The Indonesian arm of French supermarket company Carrefour has filed an appeal with the Supreme Court challenging a ruling by a lower court and the Business Competition Supervisory Commission (KPPU)  declaring it guilty of unfair business practices, according to the Jakarta Post.


KPPU declared on 19 August that Carrefour had carried out an unfair business practice by applying a “minus margin” policy in its contracts with suppliers, the paper reported. The commission imposed an IDR 1.5bn (US$148,515) fine on the company and demanded it stop.


Carrefour filed an appeal to the ruling at the South Jakarta District Court on 13 September. The court rejected the appeal and upheld KPPU’s ruling.

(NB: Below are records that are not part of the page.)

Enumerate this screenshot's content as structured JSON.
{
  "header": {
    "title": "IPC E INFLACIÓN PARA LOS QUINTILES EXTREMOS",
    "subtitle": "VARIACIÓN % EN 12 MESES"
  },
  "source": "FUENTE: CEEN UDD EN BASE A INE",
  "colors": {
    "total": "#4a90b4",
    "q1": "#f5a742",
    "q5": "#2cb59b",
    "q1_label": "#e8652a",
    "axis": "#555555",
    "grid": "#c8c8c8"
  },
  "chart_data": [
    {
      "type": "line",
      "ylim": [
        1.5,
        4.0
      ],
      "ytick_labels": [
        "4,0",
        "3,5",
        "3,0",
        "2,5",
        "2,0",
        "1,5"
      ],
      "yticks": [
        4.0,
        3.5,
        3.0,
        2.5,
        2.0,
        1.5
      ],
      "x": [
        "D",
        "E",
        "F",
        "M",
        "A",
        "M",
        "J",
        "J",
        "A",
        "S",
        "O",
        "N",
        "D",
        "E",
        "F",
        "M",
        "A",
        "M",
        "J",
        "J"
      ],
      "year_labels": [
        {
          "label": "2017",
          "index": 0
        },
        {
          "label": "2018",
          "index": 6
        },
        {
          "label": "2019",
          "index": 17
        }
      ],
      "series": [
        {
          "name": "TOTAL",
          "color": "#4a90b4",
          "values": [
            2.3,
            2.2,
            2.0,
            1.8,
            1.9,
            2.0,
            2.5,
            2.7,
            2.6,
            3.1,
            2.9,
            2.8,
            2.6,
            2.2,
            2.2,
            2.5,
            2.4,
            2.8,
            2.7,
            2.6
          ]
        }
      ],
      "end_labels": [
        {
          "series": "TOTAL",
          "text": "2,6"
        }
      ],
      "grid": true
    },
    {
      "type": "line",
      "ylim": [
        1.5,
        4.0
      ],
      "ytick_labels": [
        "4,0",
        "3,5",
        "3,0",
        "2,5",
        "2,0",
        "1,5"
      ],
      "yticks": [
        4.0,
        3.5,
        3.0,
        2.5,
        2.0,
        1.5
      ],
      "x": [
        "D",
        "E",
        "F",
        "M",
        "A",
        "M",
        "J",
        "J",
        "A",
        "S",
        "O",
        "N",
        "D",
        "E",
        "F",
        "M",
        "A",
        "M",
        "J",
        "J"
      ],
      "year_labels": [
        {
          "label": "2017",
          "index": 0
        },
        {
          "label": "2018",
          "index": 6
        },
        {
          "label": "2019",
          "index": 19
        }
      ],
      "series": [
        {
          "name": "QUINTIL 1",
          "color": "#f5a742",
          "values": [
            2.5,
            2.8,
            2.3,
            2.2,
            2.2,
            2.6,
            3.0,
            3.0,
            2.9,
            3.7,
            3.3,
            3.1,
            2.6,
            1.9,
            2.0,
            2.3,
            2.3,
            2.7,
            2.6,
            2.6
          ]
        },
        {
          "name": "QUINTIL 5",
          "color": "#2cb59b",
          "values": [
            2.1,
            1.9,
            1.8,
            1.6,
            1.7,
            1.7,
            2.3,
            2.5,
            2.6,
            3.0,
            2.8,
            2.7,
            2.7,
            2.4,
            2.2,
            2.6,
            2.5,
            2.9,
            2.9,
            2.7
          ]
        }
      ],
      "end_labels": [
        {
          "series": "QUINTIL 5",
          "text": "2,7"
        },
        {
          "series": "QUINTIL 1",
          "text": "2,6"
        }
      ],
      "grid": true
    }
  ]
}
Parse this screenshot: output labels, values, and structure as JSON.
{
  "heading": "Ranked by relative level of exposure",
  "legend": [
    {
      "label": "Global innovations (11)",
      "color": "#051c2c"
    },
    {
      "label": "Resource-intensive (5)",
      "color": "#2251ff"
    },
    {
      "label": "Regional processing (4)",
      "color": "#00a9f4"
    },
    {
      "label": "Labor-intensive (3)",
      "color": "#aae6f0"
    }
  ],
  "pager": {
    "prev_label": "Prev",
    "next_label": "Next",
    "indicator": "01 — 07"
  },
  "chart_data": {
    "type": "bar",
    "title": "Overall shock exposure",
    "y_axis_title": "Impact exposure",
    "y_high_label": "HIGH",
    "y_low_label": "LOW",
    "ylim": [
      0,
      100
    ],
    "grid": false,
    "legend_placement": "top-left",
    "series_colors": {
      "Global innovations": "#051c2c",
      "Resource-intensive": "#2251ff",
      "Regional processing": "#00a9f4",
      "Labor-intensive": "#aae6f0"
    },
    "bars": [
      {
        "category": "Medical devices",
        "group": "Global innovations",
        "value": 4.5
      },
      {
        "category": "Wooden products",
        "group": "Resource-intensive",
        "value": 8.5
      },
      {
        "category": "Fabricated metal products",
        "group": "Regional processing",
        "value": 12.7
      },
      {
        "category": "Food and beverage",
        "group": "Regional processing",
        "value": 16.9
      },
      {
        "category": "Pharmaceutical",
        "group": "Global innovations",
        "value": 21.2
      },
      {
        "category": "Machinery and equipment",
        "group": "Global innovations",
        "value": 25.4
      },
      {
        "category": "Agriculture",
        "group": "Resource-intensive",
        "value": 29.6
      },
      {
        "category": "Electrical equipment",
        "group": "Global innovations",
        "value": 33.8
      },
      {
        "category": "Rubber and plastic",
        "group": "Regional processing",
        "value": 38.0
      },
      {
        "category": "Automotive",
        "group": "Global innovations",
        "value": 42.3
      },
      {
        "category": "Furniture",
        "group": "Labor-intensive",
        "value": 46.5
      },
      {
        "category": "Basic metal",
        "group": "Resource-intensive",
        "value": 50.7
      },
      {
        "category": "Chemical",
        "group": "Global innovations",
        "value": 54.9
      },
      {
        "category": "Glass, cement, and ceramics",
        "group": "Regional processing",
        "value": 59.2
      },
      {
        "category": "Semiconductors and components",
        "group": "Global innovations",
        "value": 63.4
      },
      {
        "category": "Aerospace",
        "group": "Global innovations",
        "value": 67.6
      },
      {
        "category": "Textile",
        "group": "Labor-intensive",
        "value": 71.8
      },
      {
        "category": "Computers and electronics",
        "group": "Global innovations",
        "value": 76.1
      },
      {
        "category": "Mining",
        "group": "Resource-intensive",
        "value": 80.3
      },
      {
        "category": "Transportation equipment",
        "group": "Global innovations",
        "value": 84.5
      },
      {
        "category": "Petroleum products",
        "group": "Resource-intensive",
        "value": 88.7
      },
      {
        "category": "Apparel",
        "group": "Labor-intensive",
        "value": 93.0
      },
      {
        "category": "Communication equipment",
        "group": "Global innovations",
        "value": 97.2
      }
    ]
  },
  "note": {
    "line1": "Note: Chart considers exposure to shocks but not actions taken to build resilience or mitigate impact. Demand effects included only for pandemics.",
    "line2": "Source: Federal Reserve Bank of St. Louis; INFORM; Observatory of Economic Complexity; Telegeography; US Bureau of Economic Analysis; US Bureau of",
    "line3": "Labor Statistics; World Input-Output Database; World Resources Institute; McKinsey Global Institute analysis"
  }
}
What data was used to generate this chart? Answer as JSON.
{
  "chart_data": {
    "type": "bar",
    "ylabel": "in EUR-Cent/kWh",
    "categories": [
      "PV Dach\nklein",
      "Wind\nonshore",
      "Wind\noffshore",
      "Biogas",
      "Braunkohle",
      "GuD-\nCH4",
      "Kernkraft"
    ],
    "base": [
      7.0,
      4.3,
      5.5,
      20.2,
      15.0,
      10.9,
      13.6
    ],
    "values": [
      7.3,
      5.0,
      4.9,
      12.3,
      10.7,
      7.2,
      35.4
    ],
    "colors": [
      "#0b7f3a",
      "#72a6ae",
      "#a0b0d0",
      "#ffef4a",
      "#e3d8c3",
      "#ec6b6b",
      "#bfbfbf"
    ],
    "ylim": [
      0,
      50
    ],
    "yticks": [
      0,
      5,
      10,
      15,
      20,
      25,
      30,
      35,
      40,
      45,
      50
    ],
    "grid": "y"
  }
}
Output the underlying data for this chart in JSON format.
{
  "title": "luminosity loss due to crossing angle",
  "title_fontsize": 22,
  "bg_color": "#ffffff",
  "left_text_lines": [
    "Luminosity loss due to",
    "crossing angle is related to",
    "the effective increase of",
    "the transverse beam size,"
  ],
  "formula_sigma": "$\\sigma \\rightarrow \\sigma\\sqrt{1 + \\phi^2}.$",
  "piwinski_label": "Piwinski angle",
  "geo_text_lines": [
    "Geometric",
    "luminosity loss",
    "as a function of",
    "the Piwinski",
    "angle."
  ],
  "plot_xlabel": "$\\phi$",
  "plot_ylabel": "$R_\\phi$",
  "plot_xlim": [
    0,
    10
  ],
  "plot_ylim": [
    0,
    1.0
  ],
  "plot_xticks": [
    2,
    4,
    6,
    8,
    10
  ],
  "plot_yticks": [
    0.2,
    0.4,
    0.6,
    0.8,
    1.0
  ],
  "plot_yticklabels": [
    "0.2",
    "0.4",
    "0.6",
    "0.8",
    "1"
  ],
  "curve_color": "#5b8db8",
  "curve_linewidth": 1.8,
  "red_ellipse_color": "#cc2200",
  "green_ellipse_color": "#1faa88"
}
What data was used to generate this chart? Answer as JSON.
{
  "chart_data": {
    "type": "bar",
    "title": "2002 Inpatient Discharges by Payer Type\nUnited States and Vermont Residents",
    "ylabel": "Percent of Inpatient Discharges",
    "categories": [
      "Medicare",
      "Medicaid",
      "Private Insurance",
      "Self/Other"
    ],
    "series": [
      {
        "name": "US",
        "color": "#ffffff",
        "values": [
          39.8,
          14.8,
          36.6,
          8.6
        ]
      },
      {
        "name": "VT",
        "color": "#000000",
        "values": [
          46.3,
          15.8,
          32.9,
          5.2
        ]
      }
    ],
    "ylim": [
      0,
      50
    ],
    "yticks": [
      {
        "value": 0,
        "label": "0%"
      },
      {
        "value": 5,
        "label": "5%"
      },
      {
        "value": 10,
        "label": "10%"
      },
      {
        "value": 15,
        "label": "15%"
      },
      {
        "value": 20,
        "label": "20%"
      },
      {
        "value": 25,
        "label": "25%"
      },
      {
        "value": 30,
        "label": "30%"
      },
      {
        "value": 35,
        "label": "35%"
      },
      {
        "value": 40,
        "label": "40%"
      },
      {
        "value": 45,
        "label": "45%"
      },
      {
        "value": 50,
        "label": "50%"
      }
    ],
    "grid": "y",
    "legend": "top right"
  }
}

Carrefour rejected the ruling from KPPU and the South Jakarta District Court, saying both had misinterpreted the terms of trade as an unfair business practice and had imposed a groundless sanction.


“We object to the ruling and therefore we are appealing to the Supreme Court,” director of corporate affairs Irawan Kadarman said in a statement.


A minus margin is a penalty Carrefour imposes on a supplier that sells its products at a lower price to a competitor of Carrefour. Carrefour has inserted the minus margin policy in its trading terms since early 2004 and said that it was a negotiable term.


The legal saga involving the company began when the Association of Modern Market Suppliers (AP3MI) filed a complaint with the KPPU citing unfair competition late last year.